Episode 12 in season 8 of the original TV series Hawaii Five-0 ("Honor is an Unmarked Grave", first aired on November 28, 1975) included a scene of a young boy flying a VertiBird Air Police helicopter.

Tiltwing aircraft called "Vertibirds" appear in the games Fallout 2, Fallout 3, Fallout: New Vegas, Fallout 4 and Fallout 76.
==VertiBird versions==
There are 13 known different US versions of the VertiBird playsets.

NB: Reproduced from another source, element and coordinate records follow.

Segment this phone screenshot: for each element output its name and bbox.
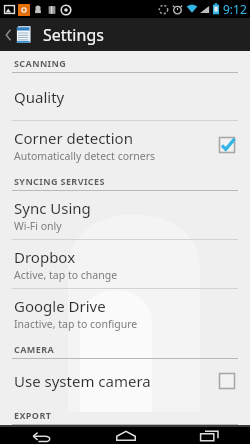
button[interactable]: Corner detection: [0, 121, 250, 169]
staticText: Dropbox: [14, 247, 76, 267]
button[interactable]: Google Drive: [0, 289, 250, 337]
button[interactable]: Navigate up: [0, 25, 36, 44]
button[interactable]: Use system camera: [0, 359, 250, 403]
staticText: Google Drive: [14, 296, 106, 316]
staticText: Settings: [43, 24, 104, 46]
staticText: Use system camera: [14, 371, 151, 391]
staticText: Corner detection: [14, 128, 133, 148]
staticText: EXPORT: [14, 409, 52, 421]
button[interactable]: Back: [0, 427, 84, 444]
button[interactable]: Dropbox: [0, 240, 250, 288]
staticText: Quality: [14, 87, 65, 107]
button[interactable]: Quality: [0, 73, 250, 120]
staticText: SCANNING: [14, 57, 67, 69]
staticText: Active, tap to change: [14, 268, 118, 282]
button[interactable]: Home: [84, 427, 167, 444]
staticText: CAMERA: [14, 343, 55, 355]
staticText: Automatically detect corners: [14, 149, 156, 163]
staticText: SYNCING SERVICES: [14, 175, 105, 187]
button[interactable]: Checked: [218, 136, 236, 154]
staticText: 9:12: [223, 1, 247, 17]
button[interactable]: Unchecked: [218, 372, 236, 390]
staticText: Wi-Fi only: [14, 219, 62, 233]
button[interactable]: Recent apps: [167, 427, 250, 444]
staticText: Sync Using: [14, 198, 91, 218]
staticText: Inactive, tap to configure: [14, 317, 138, 331]
button[interactable]: Sync Using: [0, 191, 250, 239]
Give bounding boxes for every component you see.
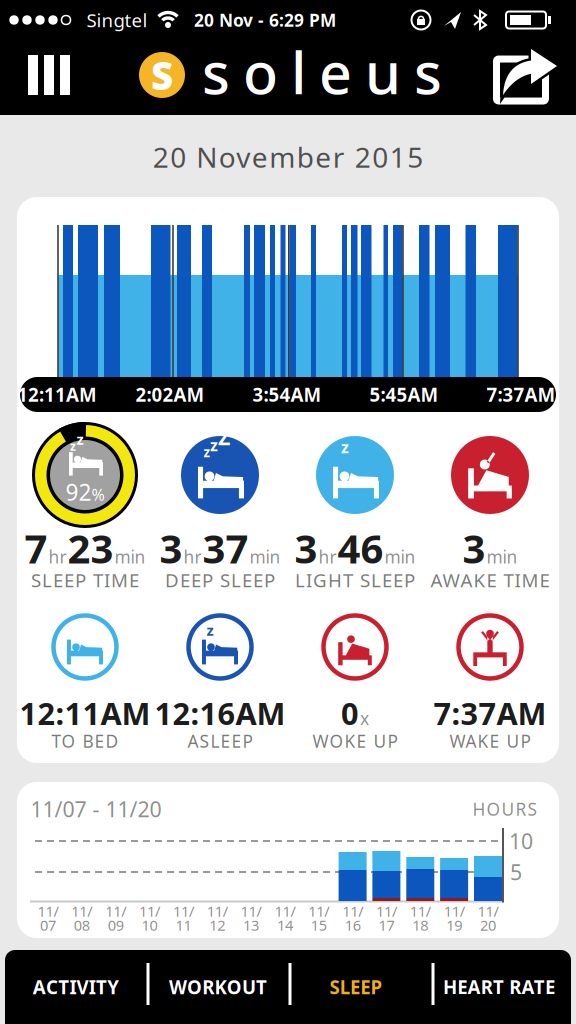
staticText: WOKE UP [312,730,398,752]
staticText: 11/ [444,901,465,921]
staticText: SLEEP [330,975,382,999]
staticText: 11/ [105,901,126,921]
staticText: 11/07 - 11/20 [30,795,162,823]
staticText: 3 [294,521,318,574]
button[interactable]: Share [489,43,559,107]
staticText: 11/ [241,901,262,921]
staticText: u [365,34,401,110]
staticText: 14 [277,915,293,935]
staticText: 23 [68,521,114,574]
staticText: hr [184,545,202,568]
staticText: z [76,429,84,449]
staticText: 12 [209,915,225,935]
staticText: ASLEEP [188,730,252,752]
staticText: e [319,34,352,110]
staticText: 20 November 2015 [153,138,423,176]
staticText: HEART RATE [443,975,555,999]
staticText: 19 [446,915,462,935]
staticText: 11/ [376,901,397,921]
staticText: z [204,443,210,461]
staticText: min [486,545,518,568]
staticText: 37 [202,521,248,574]
staticText: 11/ [308,901,329,921]
staticText: 20 Nov - 6:29 PM [194,8,336,32]
staticText: LIGHT SLEEP [295,568,415,592]
staticText: 12:11AM [20,693,150,733]
staticText: 5 [510,858,522,886]
staticText: 09 [108,915,124,935]
staticText: 12:16AM [154,693,286,733]
staticText: 11/ [274,901,296,921]
staticText: z [341,436,349,458]
staticText: 18 [412,915,428,935]
staticText: 11/ [173,901,194,921]
staticText: l [291,34,306,110]
staticText: s [202,34,230,110]
staticText: WAKE UP [450,730,530,752]
staticText: SLEEP TIME [31,568,139,592]
staticText: 46 [338,521,384,574]
staticText: TO BED [52,730,118,752]
staticText: 10 [142,915,158,935]
staticText: 3 [160,521,182,574]
staticText: 92 [66,477,92,507]
staticText: 07 [40,915,56,935]
staticText: min [384,545,416,568]
staticText: 20 [480,915,496,935]
staticText: hr [48,545,66,568]
staticText: z [206,620,214,640]
staticText: 11/ [207,901,228,921]
staticText: 3:54AM [252,382,322,407]
staticText: 17 [378,915,394,935]
button[interactable]: HEART RATE [434,952,564,1022]
staticText: min [114,545,146,568]
staticText: 7:37AM [434,693,546,733]
staticText: AWAKE TIME [430,568,550,592]
staticText: 08 [74,915,90,935]
staticText: 15 [311,915,327,935]
staticText: WORKOUT [169,975,267,999]
staticText: x [360,707,369,730]
staticText: 11/ [410,901,431,921]
staticText: min [250,545,280,568]
button[interactable]: WORKOUT [153,952,283,1022]
staticText: o [243,34,278,110]
staticText: 11/ [139,901,160,921]
staticText: 7:37AM [486,382,556,407]
staticText: s [414,34,442,110]
staticText: z [210,434,218,456]
staticText: DEEP SLEEP [165,568,275,592]
staticText: % [92,484,104,505]
staticText: 12:11AM [17,382,97,407]
button[interactable]: Menu [20,47,78,103]
staticText: 10 [509,827,533,855]
staticText: 11/ [71,901,92,921]
staticText: 5:45AM [370,382,438,407]
staticText: hr [318,545,336,568]
staticText: 11 [175,915,191,935]
staticText: 2:02AM [136,382,204,407]
staticText: S [151,49,173,101]
staticText: 11/ [38,901,58,921]
staticText: ACTIVITY [33,975,119,999]
staticText: 7 [24,521,48,574]
staticText: HOURS [472,798,538,820]
button[interactable]: ACTIVITY [11,952,141,1022]
staticText: Singtel [86,8,148,32]
staticText: 11/ [342,901,363,921]
staticText: z [70,438,76,454]
staticText: 16 [345,915,361,935]
staticText: 3 [462,521,486,574]
staticText: 0 [341,693,359,733]
staticText: Z [218,423,230,451]
staticText: 11/ [478,901,499,921]
button[interactable]: SLEEP [291,952,421,1022]
staticText: 13 [243,915,259,935]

There were also some contracted production runs of the Mattel VertiBird for other companies.

===USA versions===
- 1971–VertiBird
- 1973–VertiBird Air Police
- 197?–VertiBird Polar Adventure
- 1973–VertiBird Rescue Ship
- 1975–VertiBird Paramedic Rescue
- 197?–VertiBird Airborne Rescue
- 1976–VertiBird Okanagan Logging 'Copter
- 1976–Space: 1999 Flying Eagle
- 1978–VertiBird S.W.A.T. Patrol
- 1979–VertiBird Night Patrol
- 1979–VertiBird Battlestar Galactica
- 1981–VertiBird Megaforce

===International versions===
Localized for language and/or graphics.

====Brazil (Brasil)====
Manufactured under the Brazilian Brand "Brinquedos Estrela" (Toys Star)
- 1975–Vertiplano
- 1984–VertiPlano
- 2000–Vertiplano Estrela C/ Caixa - Helicóptero De Resgate
- 2022–Vertiplano(Old Collection version)

====Canada====
- 1971–VertiBird
- 1973–VertiBird Air Police/Police De L'Air
- 1976–VertiBird Okanagan Logging 'Copter

====Germany====
- 1978–Libelle 12 Polizeihubschrauber

====Italy====
- 1978–VertiBird Elicottero Carabinieri. Early Mattel ads published in Italy promoted the toy as "Elicottero S.O.S. Mattel".
- 1980–VertiBird Veicolo Spaziale Mazinga "Z"

====Japan====
- 1973–VertiBird Sky Patrol

- 19??–VertiBird Helicopter Technic. Manufactured by Takara

====Mexico====

Manufactured by Compañía Industrial de Plásticos, S.A. (CIPSA) under license from Mattel Inc.

- 1973–VertiBird Helicóptero de Control

- 197?–VertiBird Estacion Polar

- 197?–VertiBird Barco de Rescat.

====United Kingdom====
- 1976–VertiBird Airborne Rescue.

===Contracted Vertibird versions===
- 197?–Bluebird Air Police. Distribution in Canada and Europe.